At present, the plan is for Tiger Amber Lager to be a Malaysia exclusive just for the festival. Should consumer demand continue beyond that period, Rakosnik says the team will relook the strategy. “We will offer it to the global team to see if other markets want to pick it up, but our brew masters are learning from each other constantly, so conversations are happening all the time if this is something that other markets might want to adopt.”

Great value on your favourite brews at all participating outlets  (Photo: The Great Brew Fest)
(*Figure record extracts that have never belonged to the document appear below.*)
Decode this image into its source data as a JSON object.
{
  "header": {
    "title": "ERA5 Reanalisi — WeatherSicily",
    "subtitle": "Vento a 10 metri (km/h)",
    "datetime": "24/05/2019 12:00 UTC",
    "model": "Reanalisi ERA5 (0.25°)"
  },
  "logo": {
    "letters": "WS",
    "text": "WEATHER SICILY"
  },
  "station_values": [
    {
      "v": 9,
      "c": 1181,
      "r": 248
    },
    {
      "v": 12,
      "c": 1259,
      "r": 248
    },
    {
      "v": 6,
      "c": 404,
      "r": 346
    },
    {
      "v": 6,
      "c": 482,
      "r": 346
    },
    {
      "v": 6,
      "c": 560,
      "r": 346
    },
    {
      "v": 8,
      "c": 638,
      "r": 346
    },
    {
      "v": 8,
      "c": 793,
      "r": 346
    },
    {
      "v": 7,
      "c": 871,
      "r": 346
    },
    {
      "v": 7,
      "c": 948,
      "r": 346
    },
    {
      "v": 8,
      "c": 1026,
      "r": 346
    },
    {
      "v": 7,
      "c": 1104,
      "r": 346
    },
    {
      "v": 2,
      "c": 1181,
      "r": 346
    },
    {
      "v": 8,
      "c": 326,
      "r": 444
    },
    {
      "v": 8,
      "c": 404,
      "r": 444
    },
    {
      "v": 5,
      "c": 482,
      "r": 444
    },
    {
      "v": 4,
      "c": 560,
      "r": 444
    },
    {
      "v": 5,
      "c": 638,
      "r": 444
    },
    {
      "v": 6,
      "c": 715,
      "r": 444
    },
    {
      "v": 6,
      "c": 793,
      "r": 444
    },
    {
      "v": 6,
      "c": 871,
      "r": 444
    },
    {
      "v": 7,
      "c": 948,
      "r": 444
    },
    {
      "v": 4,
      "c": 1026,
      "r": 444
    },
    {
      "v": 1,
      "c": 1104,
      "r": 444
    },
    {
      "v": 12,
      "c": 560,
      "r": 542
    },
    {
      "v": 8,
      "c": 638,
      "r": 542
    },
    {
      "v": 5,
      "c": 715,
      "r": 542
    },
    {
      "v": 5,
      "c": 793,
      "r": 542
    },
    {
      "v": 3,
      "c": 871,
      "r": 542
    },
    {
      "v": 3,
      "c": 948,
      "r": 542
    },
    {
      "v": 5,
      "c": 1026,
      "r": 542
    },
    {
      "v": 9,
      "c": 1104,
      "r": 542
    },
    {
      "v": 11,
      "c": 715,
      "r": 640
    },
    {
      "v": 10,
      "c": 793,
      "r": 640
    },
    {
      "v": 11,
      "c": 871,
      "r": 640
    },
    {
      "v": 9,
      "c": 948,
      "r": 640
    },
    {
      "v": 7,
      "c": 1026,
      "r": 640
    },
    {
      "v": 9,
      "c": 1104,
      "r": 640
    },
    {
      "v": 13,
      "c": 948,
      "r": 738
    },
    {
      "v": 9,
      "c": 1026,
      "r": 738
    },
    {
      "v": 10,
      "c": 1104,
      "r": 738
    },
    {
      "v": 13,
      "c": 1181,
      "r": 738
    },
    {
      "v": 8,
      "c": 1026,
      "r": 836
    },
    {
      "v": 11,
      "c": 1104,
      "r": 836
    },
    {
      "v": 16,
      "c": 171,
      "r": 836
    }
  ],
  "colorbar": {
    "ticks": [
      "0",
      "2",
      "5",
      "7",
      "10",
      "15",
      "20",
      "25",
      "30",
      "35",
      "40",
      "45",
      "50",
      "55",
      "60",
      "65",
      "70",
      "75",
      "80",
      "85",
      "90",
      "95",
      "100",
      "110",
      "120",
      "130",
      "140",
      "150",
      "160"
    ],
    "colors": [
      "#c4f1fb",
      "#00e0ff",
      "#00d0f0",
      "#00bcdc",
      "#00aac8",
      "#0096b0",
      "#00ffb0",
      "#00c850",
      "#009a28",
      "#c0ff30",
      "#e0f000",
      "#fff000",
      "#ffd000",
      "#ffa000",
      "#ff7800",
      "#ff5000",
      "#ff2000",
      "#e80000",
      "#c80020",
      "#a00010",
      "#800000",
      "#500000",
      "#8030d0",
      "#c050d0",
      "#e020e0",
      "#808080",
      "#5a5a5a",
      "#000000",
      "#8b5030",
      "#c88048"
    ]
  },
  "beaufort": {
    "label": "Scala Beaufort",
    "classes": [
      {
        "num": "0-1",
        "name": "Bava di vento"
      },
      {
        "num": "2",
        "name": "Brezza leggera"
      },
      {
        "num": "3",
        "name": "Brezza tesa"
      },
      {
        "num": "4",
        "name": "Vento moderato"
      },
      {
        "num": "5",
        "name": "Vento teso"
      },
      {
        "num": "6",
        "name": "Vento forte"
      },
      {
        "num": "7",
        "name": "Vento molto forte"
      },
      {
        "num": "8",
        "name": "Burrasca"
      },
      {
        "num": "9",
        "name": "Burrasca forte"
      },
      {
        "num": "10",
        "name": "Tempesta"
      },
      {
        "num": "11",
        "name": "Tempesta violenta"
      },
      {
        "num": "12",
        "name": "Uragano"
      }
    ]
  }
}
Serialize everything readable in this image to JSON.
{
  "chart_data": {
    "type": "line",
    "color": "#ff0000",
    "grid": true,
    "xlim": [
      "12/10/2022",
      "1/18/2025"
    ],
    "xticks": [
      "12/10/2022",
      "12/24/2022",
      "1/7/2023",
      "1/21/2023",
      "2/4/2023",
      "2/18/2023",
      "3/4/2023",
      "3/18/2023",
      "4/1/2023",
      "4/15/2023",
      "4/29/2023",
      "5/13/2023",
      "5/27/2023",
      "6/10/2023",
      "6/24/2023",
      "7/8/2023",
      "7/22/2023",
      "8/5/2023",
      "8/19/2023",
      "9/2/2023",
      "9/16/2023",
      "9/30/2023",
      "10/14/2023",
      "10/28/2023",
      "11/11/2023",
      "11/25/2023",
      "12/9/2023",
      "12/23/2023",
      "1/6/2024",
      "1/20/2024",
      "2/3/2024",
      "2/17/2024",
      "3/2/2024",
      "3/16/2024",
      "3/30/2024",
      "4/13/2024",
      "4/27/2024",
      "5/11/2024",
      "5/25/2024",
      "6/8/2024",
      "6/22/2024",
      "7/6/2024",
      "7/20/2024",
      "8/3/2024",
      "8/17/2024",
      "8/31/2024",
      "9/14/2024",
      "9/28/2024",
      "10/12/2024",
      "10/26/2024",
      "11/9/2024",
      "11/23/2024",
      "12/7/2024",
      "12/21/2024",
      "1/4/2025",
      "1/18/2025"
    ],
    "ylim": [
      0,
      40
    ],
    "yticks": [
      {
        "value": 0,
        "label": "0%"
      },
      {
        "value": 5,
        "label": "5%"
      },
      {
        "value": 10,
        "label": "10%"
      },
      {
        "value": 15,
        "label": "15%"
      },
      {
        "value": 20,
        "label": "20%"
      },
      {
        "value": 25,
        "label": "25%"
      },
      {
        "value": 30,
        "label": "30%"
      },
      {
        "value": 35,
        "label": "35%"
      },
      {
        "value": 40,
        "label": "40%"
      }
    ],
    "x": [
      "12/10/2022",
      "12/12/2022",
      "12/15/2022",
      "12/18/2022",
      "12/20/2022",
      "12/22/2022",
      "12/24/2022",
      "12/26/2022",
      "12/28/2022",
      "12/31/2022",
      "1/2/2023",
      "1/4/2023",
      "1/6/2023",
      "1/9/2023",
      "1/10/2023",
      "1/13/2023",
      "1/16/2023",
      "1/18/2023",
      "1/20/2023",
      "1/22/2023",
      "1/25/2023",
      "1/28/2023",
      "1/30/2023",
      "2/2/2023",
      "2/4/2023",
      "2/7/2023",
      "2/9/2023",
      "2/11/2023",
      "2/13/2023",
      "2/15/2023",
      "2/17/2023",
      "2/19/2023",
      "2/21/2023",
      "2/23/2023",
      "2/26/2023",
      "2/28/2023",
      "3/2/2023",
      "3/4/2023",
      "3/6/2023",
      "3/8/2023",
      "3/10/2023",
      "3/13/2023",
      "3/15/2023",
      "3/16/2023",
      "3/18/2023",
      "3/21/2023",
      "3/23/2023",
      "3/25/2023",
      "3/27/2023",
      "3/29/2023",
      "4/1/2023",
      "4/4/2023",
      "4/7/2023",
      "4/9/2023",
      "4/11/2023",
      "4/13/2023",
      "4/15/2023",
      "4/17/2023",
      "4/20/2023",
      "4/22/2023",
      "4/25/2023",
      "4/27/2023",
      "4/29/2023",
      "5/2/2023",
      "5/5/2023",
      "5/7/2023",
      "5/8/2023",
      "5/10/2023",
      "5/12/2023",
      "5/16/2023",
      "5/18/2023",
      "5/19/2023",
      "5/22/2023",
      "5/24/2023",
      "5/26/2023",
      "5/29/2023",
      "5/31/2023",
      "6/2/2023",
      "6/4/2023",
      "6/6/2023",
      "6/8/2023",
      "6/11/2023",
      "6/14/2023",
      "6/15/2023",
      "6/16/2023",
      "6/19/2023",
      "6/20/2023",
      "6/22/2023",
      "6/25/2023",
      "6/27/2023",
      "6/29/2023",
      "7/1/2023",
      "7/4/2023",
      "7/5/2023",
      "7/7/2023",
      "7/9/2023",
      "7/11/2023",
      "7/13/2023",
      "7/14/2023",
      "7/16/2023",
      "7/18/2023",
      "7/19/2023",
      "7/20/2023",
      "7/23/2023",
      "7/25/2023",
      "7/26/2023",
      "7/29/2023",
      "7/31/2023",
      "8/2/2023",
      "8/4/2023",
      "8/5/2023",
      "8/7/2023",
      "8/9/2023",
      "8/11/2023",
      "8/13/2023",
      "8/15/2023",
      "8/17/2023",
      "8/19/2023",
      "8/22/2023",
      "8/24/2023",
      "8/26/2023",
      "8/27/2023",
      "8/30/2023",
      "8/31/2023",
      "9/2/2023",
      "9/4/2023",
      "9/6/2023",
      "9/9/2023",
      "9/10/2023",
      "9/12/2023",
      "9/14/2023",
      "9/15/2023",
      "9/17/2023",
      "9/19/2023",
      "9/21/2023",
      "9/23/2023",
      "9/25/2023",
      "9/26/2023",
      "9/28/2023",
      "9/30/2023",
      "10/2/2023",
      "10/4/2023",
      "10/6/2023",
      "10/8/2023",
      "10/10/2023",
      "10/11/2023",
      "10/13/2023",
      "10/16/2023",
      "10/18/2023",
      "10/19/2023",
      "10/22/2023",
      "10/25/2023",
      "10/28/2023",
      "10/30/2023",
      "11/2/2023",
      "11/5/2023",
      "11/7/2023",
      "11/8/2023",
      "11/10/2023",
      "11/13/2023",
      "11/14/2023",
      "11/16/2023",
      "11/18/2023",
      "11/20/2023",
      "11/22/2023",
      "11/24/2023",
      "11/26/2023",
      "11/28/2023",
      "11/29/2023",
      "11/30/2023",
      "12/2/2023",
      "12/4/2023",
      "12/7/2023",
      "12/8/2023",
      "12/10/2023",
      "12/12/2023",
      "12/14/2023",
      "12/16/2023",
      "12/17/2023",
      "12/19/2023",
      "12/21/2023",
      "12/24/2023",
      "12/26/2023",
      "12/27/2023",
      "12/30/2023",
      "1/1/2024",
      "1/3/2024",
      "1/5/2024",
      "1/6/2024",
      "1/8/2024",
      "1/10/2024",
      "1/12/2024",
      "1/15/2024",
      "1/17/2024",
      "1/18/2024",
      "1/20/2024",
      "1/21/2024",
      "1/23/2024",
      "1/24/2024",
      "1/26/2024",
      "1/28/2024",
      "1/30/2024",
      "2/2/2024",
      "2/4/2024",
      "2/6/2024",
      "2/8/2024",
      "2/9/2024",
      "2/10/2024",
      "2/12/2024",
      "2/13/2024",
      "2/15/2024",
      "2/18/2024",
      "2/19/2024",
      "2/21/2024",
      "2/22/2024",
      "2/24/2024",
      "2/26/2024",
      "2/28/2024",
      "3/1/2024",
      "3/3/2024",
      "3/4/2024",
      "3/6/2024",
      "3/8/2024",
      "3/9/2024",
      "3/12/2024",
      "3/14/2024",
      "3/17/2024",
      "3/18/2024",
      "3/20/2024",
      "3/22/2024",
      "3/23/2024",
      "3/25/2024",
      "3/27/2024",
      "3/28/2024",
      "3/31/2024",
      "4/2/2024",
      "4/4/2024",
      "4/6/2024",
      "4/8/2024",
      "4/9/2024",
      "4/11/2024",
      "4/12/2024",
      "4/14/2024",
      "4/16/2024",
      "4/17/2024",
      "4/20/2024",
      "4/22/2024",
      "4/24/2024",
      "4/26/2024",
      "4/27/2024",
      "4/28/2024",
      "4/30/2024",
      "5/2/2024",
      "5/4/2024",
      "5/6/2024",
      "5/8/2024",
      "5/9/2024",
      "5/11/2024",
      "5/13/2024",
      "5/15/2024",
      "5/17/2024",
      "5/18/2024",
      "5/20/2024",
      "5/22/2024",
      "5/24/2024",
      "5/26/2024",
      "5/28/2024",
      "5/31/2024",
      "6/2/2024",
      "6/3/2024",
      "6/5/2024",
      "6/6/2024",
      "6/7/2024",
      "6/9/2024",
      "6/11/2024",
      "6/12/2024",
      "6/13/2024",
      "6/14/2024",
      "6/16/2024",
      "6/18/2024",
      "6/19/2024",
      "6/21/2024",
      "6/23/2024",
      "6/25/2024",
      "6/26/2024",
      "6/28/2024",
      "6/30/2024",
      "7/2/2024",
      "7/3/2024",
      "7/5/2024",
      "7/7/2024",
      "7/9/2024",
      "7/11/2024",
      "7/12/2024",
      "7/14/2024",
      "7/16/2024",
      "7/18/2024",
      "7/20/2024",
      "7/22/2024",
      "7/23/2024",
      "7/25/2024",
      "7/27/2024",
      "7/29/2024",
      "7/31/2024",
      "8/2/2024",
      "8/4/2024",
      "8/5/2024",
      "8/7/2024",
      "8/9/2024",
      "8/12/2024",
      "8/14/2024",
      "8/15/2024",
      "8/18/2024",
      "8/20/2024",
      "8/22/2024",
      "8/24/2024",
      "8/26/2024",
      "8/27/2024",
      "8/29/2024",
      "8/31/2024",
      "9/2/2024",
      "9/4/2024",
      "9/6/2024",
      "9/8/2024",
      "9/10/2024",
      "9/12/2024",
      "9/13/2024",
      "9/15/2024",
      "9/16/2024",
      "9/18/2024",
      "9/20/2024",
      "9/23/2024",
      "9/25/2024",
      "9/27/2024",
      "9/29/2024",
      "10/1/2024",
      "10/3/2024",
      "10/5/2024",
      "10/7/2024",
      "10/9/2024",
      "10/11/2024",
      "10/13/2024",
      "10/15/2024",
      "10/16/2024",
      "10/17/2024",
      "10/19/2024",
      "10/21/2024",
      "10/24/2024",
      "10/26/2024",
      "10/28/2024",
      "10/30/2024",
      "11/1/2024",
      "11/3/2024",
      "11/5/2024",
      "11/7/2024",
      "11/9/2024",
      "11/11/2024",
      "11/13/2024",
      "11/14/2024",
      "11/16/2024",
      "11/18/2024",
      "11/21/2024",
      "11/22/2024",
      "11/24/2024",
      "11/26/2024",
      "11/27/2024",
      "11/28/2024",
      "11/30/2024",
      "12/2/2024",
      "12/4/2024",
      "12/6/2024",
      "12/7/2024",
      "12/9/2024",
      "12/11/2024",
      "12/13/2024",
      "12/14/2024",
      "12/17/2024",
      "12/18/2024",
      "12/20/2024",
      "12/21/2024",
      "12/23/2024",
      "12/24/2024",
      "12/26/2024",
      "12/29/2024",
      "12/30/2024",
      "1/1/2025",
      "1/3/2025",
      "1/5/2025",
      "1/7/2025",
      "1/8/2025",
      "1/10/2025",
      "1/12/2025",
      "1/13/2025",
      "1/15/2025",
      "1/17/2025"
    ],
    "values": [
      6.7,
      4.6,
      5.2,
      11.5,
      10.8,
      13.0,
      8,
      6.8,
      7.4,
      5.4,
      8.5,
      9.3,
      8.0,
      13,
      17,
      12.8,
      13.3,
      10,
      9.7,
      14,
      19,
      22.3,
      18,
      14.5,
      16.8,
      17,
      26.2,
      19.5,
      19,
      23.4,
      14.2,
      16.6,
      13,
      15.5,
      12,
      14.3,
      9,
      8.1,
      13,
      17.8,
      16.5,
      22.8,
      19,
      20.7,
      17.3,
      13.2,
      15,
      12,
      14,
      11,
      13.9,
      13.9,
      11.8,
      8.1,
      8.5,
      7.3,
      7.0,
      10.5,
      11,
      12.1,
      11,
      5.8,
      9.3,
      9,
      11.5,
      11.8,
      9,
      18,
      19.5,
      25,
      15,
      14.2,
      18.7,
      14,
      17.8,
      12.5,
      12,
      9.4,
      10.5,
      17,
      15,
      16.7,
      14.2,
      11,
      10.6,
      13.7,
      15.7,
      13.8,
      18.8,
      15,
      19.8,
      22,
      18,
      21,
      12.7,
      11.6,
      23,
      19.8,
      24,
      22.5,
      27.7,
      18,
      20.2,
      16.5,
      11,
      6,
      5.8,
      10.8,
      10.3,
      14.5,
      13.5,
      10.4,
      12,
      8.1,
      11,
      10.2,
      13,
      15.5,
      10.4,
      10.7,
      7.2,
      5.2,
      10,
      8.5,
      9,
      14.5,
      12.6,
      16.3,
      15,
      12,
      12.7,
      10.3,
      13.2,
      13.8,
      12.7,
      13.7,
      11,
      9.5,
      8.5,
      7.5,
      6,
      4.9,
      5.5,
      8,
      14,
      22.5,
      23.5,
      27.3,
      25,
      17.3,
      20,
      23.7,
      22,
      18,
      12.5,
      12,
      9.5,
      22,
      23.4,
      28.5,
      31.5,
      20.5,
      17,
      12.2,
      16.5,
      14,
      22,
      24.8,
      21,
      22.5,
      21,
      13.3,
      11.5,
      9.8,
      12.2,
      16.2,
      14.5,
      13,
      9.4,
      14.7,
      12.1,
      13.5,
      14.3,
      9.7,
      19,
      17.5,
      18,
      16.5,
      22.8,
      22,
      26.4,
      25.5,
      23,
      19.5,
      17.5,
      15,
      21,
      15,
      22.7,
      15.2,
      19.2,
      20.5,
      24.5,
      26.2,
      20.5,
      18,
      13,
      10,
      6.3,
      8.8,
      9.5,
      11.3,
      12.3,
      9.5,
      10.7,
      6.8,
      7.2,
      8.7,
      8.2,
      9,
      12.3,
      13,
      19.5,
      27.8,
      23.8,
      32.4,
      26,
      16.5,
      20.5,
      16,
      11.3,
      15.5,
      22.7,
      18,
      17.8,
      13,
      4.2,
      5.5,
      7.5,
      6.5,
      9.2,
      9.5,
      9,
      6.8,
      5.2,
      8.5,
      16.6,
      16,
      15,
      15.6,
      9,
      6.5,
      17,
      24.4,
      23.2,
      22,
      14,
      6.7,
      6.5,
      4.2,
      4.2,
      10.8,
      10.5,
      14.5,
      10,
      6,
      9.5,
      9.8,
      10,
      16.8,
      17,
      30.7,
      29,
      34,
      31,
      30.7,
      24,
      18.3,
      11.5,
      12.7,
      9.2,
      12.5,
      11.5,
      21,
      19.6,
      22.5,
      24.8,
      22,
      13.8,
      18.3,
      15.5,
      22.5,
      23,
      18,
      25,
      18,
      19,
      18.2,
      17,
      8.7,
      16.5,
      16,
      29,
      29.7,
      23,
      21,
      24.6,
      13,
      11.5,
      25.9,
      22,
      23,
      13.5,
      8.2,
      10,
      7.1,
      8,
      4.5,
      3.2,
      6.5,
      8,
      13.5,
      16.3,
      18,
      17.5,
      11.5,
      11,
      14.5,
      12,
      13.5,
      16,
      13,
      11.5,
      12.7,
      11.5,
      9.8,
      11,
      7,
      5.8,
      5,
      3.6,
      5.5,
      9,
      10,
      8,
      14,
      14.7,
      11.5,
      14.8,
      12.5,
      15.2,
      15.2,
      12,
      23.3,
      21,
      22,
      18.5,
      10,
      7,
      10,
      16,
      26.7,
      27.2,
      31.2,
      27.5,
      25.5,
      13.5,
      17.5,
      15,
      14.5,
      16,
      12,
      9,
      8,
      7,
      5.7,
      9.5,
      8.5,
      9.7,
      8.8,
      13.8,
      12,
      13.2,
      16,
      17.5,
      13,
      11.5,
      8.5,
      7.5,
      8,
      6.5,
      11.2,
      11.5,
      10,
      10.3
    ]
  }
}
The Great Brew Fest comes at the end of a relatively good year for Heineken Malaysia. An uptick in the consumer confidence index had a positive effect on beer sales — as resources and inclination to be merry were aplenty — while events like the 2018 Fifa World Cup did much to stimulate demand. What also helped was the company’s scope of products, which serves a wide range of tastes. “We are playing within a broad portfolio, and that’s good for us because any customer’s option when he wants to have a drink is driven by taste. If you want something light and sweet, we have Tiger Radler, for example, or the ciders. Then, you have lagers and stouts at two ends of the extreme, with plenty of options in between like Tiger White and Paulaner,” says Rakosnik.

Rakosnik was first in Malaysia 13 years ago as a backpacker and at the time, wondered what it would be like to live in KL one day. Several years later, his career in the beverage industry brought him back here to live and he has enjoyed his time thoroughly. Coming from functional, eat-to-live Netherlands to indulgent, live-to-eat Malaysia has been a quick adjustment, he says, and a favoured activity of his is to explore new restaurants and bars in the city.



“I have become so Malaysian to the point when a French girl I met recently looked at me oddly and said, ‘Wow, you always talk about food.’ So I guess I am very assimilated,” he quips.

He has also become familiar with why we drink what we drink — he has noticed, for example, a proclivity for isotonic beverages as a means to beat the heat and the non-alcoholic Malta, which provides a sustained vitamin B boost.

It is part of Rakosnik’s personal mandate to enhance the beer-drinking culture in Malaysia, ensuring its focus is on enjoyment, appreciation and understanding. This will not happen overnight, of course, but is part of a long-term plan that includes cultivating a sophisticated and responsible community of beer-drinkers that are well aware of the dedication and craftsmanship that go into brewing every mug. To that, we have just this to say — prost! Or perhaps, given Heineken’s international portfolio, “cheers!” may be a more neutral bet.


This article first appeared on Oct 1, 2018 in The Edge Malaysia.